Maria looks up and sees us approaching. She frowns in a concerned way at me. “You didn’t like the dress?”
I grope for a way to answer when Max pipes up, “Anna’s not big on skirts. She’s more the pants type.”
Shit. He says it with a wink and I see clearly on both Ramon’s and Maria’s faces what they’re thinking. I’m gay.
Maria recovers before Ramon. “I see. No problem. After we eat, I’ll get you a pair of Gabriella’s jeans. She may be a little shorter, but I think they’ll
fit. Now, sit. The food is almost ready.”
Three words grab my attention: after we eat.
She’s back arranging food in serving dishes and I look at Culebra. What do I do?
He purses his lips ever so slightly. Maybe it’s time to come clean.
What?
Tell them you’re on a strict liquid diet. For health reasons.

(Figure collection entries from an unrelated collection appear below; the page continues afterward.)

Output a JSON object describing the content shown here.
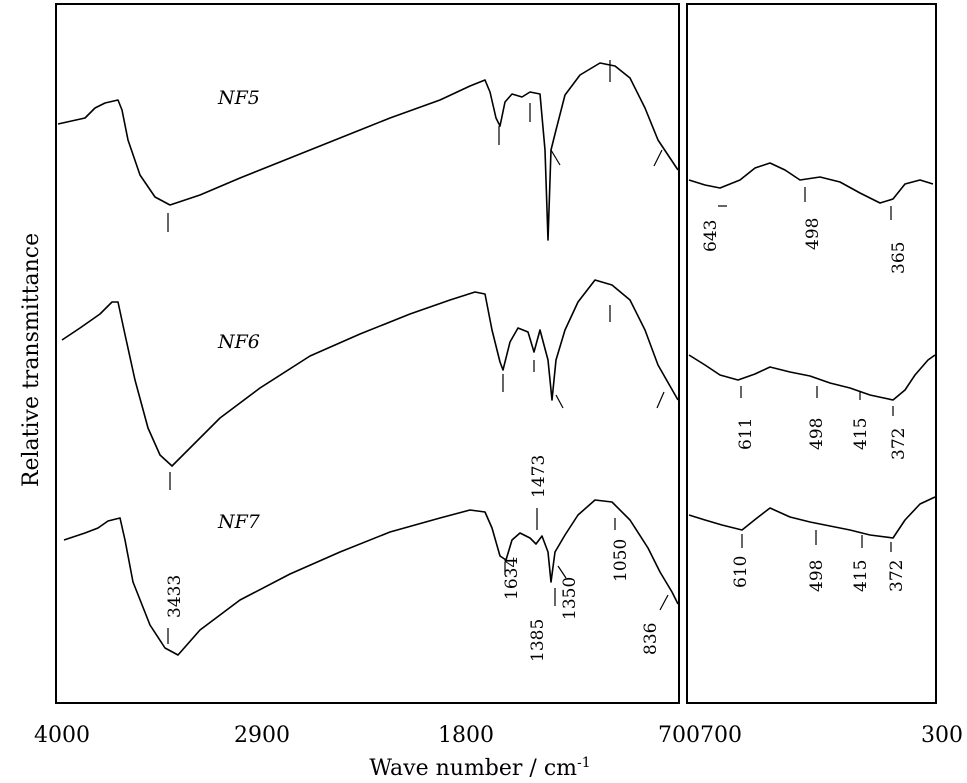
{
  "chart_data": {
    "type": "line",
    "title": "",
    "xlabel": "Wave number / cm",
    "xlabel_superscript": "-1",
    "ylabel": "Relative transmittance",
    "panels": [
      {
        "name": "left",
        "xlim": [
          4000,
          700
        ],
        "ticks": [
          "4000",
          "2900",
          "1800",
          "700"
        ]
      },
      {
        "name": "right",
        "xlim": [
          700,
          300
        ],
        "ticks": [
          "700",
          "300"
        ]
      }
    ],
    "series": [
      {
        "name": "NF5",
        "peaks": [
          {
            "x": 3433,
            "label": ""
          },
          {
            "x": 1634,
            "label": ""
          },
          {
            "x": 1473,
            "label": ""
          },
          {
            "x": 1385,
            "label": ""
          },
          {
            "x": 1350,
            "label": ""
          },
          {
            "x": 1050,
            "label": ""
          },
          {
            "x": 836,
            "label": ""
          },
          {
            "x": 643,
            "label": "643"
          },
          {
            "x": 498,
            "label": "498"
          },
          {
            "x": 365,
            "label": "365"
          }
        ]
      },
      {
        "name": "NF6",
        "peaks": [
          {
            "x": 3433,
            "label": ""
          },
          {
            "x": 1634,
            "label": ""
          },
          {
            "x": 1473,
            "label": "1473"
          },
          {
            "x": 1385,
            "label": ""
          },
          {
            "x": 1350,
            "label": ""
          },
          {
            "x": 1050,
            "label": ""
          },
          {
            "x": 836,
            "label": ""
          },
          {
            "x": 611,
            "label": "611"
          },
          {
            "x": 498,
            "label": "498"
          },
          {
            "x": 415,
            "label": "415"
          },
          {
            "x": 372,
            "label": "372"
          }
        ]
      },
      {
        "name": "NF7",
        "peaks": [
          {
            "x": 3433,
            "label": "3433"
          },
          {
            "x": 1634,
            "label": "1634"
          },
          {
            "x": 1473,
            "label": ""
          },
          {
            "x": 1385,
            "label": "1385"
          },
          {
            "x": 1350,
            "label": "1350"
          },
          {
            "x": 1050,
            "label": "1050"
          },
          {
            "x": 836,
            "label": "836"
          },
          {
            "x": 610,
            "label": "610"
          },
          {
            "x": 498,
            "label": "498"
          },
          {
            "x": 415,
            "label": "415"
          },
          {
            "x": 372,
            "label": "372"
          }
        ]
      }
    ],
    "grid": false,
    "legend": "none"
  }
}
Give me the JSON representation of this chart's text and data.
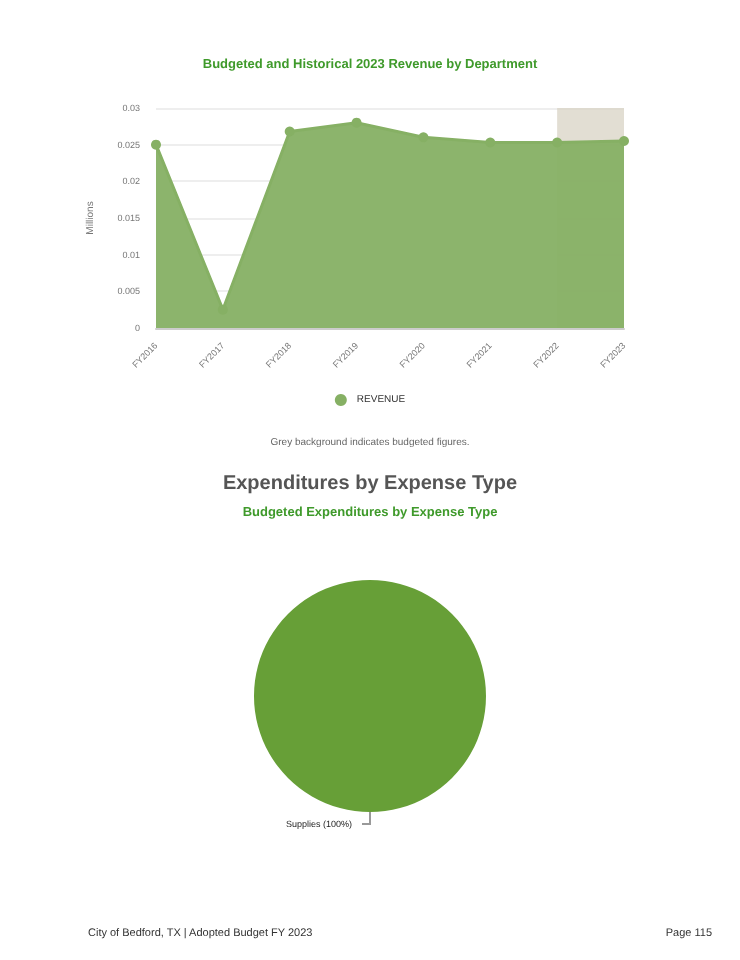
{
  "chart_data": [
    {
      "type": "area",
      "title": "Budgeted and Historical 2023 Revenue by Department",
      "ylabel": "Millions",
      "categories": [
        "FY2016",
        "FY2017",
        "FY2018",
        "FY2019",
        "FY2020",
        "FY2021",
        "FY2022",
        "FY2023"
      ],
      "series": [
        {
          "name": "REVENUE",
          "color": "#86b064",
          "values": [
            0.025,
            0.0025,
            0.0268,
            0.028,
            0.026,
            0.0253,
            0.0253,
            0.0255
          ]
        }
      ],
      "ylim": [
        0,
        0.03
      ],
      "yticks": [
        0,
        0.005,
        0.01,
        0.015,
        0.02,
        0.025,
        0.03
      ],
      "bands": [
        {
          "axis": "x",
          "from": "FY2022",
          "to": "FY2023",
          "color": "#d8d3c4"
        }
      ],
      "grid": "y",
      "legend": "bottom",
      "marker": "circle",
      "annotations": [
        "Grey background indicates budgeted figures."
      ]
    },
    {
      "type": "pie",
      "title": "Expenditures by Expense Type",
      "subtitle": "Budgeted Expenditures by Expense Type",
      "categories": [
        "Supplies"
      ],
      "values": [
        100
      ],
      "colors": [
        "#679f37"
      ],
      "value_labels": [
        "(100%)"
      ],
      "annotations": [
        "City of Bedford, TX | Adopted Budget FY 2023",
        "Page 115"
      ]
    }
  ]
}
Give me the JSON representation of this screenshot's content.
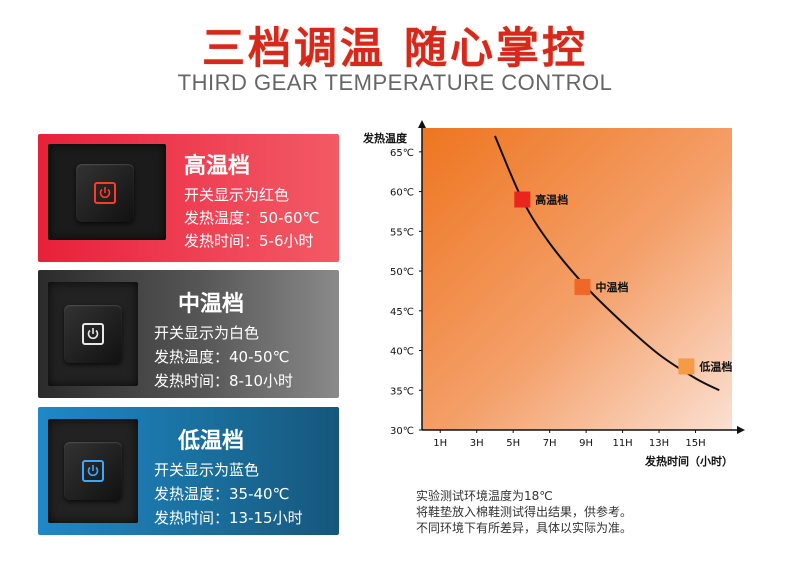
{
  "header": {
    "title": "三档调温 随心掌控",
    "subtitle": "THIRD GEAR TEMPERATURE CONTROL"
  },
  "modes": [
    {
      "name": "高温档",
      "display": "开关显示为红色",
      "temp": "发热温度：50-60℃",
      "time": "发热时间：5-6小时",
      "color": "#e8203a",
      "icon_color": "#ff3a2a"
    },
    {
      "name": "中温档",
      "display": "开关显示为白色",
      "temp": "发热温度：40-50℃",
      "time": "发热时间：8-10小时",
      "color": "#575757",
      "icon_color": "#e8e8e8"
    },
    {
      "name": "低温档",
      "display": "开关显示为蓝色",
      "temp": "发热温度：35-40℃",
      "time": "发热时间：13-15小时",
      "color": "#1e88c8",
      "icon_color": "#3aa8ff"
    }
  ],
  "chart_data": {
    "type": "line",
    "ylabel": "发热温度",
    "xlabel": "发热时间（小时）",
    "y_ticks": [
      "30℃",
      "35℃",
      "40℃",
      "45℃",
      "50℃",
      "55℃",
      "60℃",
      "65℃"
    ],
    "y_values": [
      30,
      35,
      40,
      45,
      50,
      55,
      60,
      65
    ],
    "x_ticks": [
      "1H",
      "3H",
      "5H",
      "7H",
      "9H",
      "11H",
      "13H",
      "15H"
    ],
    "x_values": [
      1,
      3,
      5,
      7,
      9,
      11,
      13,
      15
    ],
    "xlim": [
      0,
      17
    ],
    "ylim": [
      30,
      68
    ],
    "curve": [
      [
        4,
        67
      ],
      [
        5.5,
        59
      ],
      [
        7,
        53.5
      ],
      [
        9,
        48
      ],
      [
        11,
        43.5
      ],
      [
        13,
        39.5
      ],
      [
        15,
        36.5
      ],
      [
        16.3,
        35
      ]
    ],
    "markers": [
      {
        "label": "高温档",
        "x": 5.5,
        "y": 59,
        "color": "#e8261e"
      },
      {
        "label": "中温档",
        "x": 8.8,
        "y": 48,
        "color": "#f06828"
      },
      {
        "label": "低温档",
        "x": 14.5,
        "y": 38,
        "color": "#f59a45"
      }
    ],
    "bg_colors": [
      "#ee7520",
      "#f4a06a",
      "#fbe0d2"
    ]
  },
  "notes": [
    "实验测试环境温度为18℃",
    "将鞋垫放入棉鞋测试得出结果，供参考。",
    "不同环境下有所差异，具体以实际为准。"
  ]
}
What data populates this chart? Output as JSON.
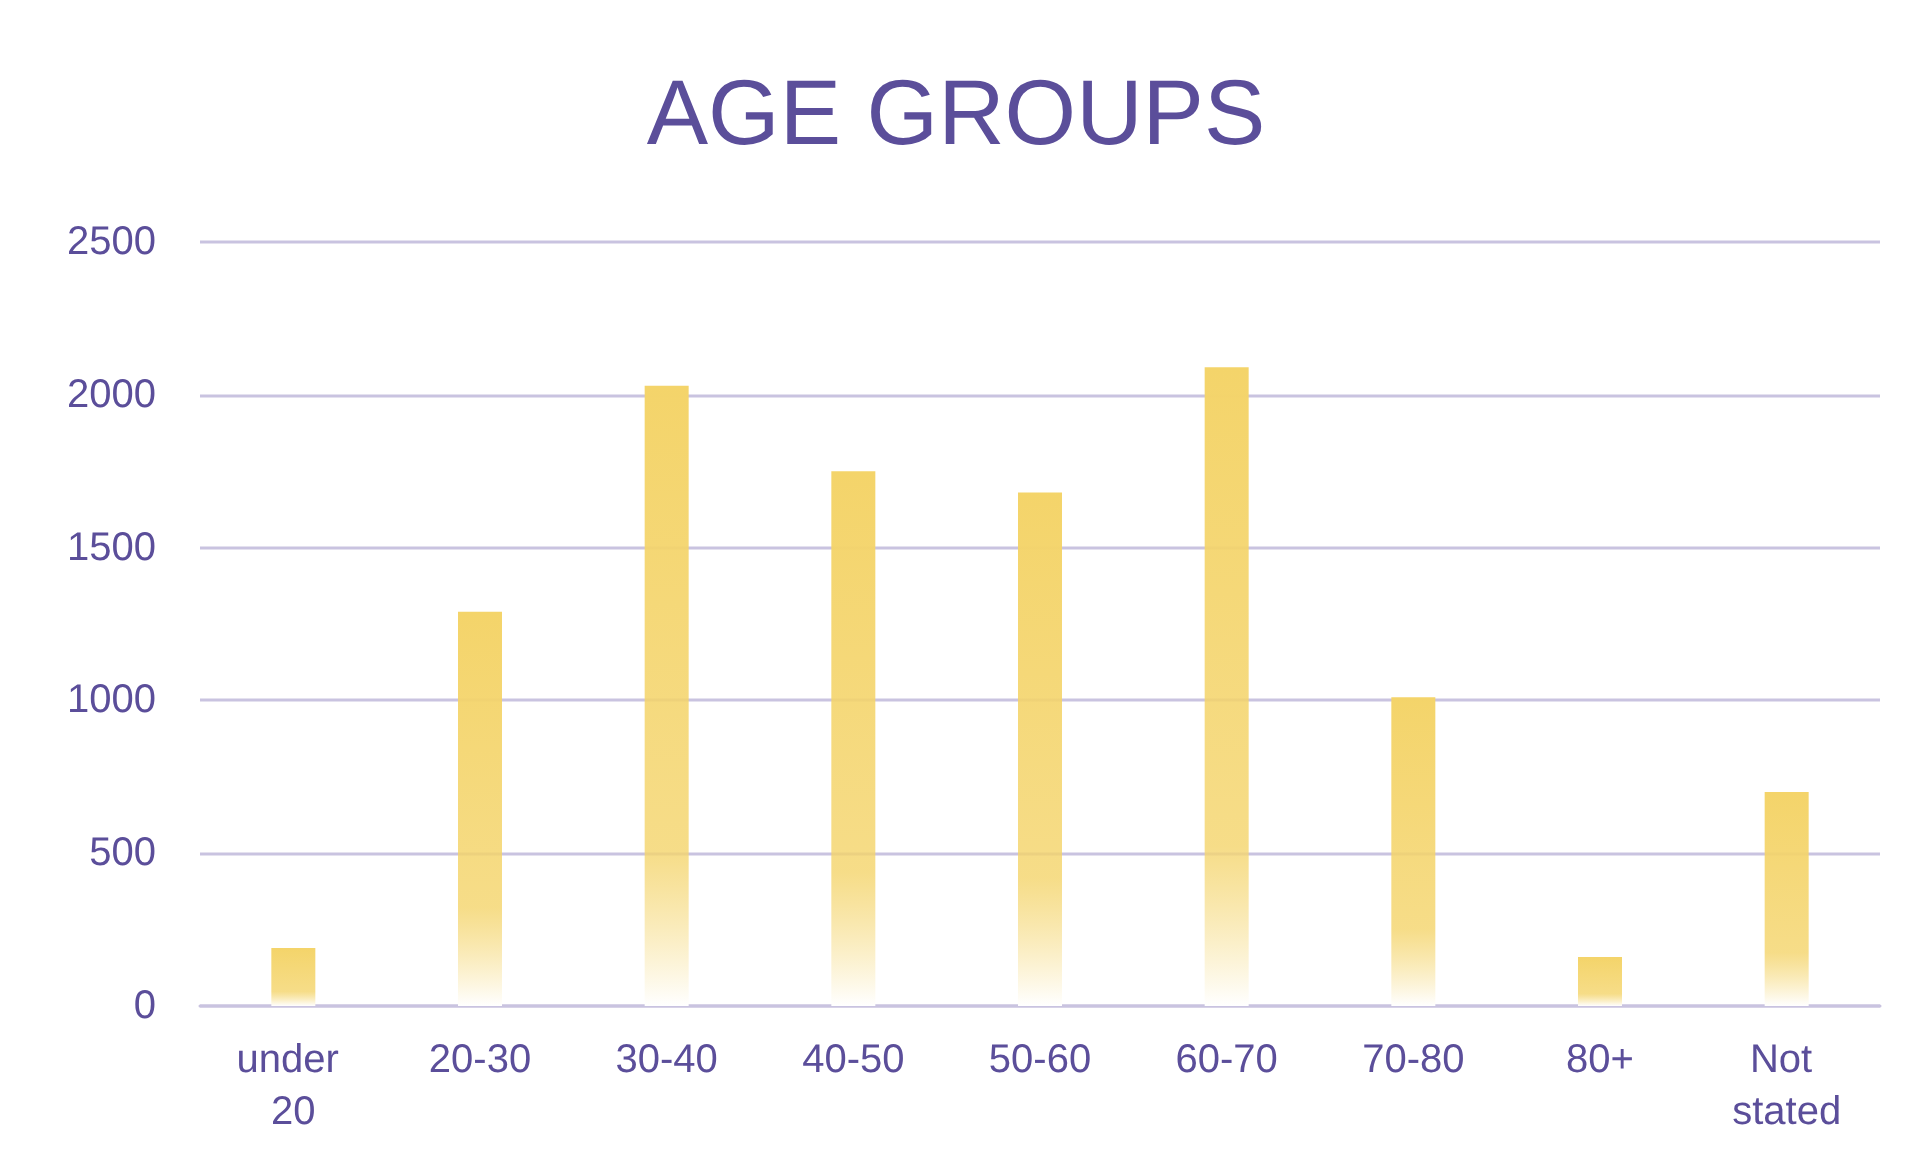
{
  "chart_data": {
    "type": "bar",
    "title": "AGE GROUPS",
    "categories": [
      "under 20",
      "20-30",
      "30-40",
      "40-50",
      "50-60",
      "60-70",
      "70-80",
      "80+",
      "Not stated"
    ],
    "values": [
      190,
      1290,
      2030,
      1750,
      1680,
      2090,
      1010,
      160,
      700
    ],
    "color": "#f4d46a",
    "ylim": [
      0,
      2500
    ],
    "yticks": [
      0,
      500,
      1000,
      1500,
      2000,
      2500
    ],
    "grid": "y"
  }
}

Oh, like that makes sense. Did you see the way they looked at me when Max said I wasn’t big on skirts? Now I’m going to insult Maria by refusing to eat her food?
Got a better idea?
Maria is ready to serve and Ramon motions around the table. “Please. Sit. Eat.”
I take the bench, Culebra and Max chairs, and Maria takes her place at the opposite end of the table.
“Where’s Gabriella?” I ask.
“She’s on watch. Outside.” Maria answers. “One of us always takes watch.”
An idea blossoms. “Has she eaten?”
“She will. When we’ve finished, I’ll take her a plate.”
I push myself up from the bench. “No. Let me relieve her. I’m not hungry and I’m sure she wants to be with her father.”
Ramon looks startled but grateful. “Are you sure? You haven’t eaten—”
“I’m sure. Is she just upstairs, in the cabin?”
“Yes.”
“Then I’ll go now. Send her right back to join you.”
I’m at the door when Culebra’s sardonic voice sounds off in my head. Nice save.
Ramon has crossed to open the door, and I step past him, releasing a sigh of relief when the door closes again behind me. Nice save indeed. You’d think I’d be used to dealing with humans forcing food on me, but it never gets any easier.
At the top of the stairs, I find Gabriella seated cross-legged on the floor of the shack, a laptop balanced on her knees. She has an iPod in her hand and earbuds in her ears. I can hear the beat of a rap song. It’s loud enough that a tank could pull up in front of the cabin and fire off a shot before she’d hear it.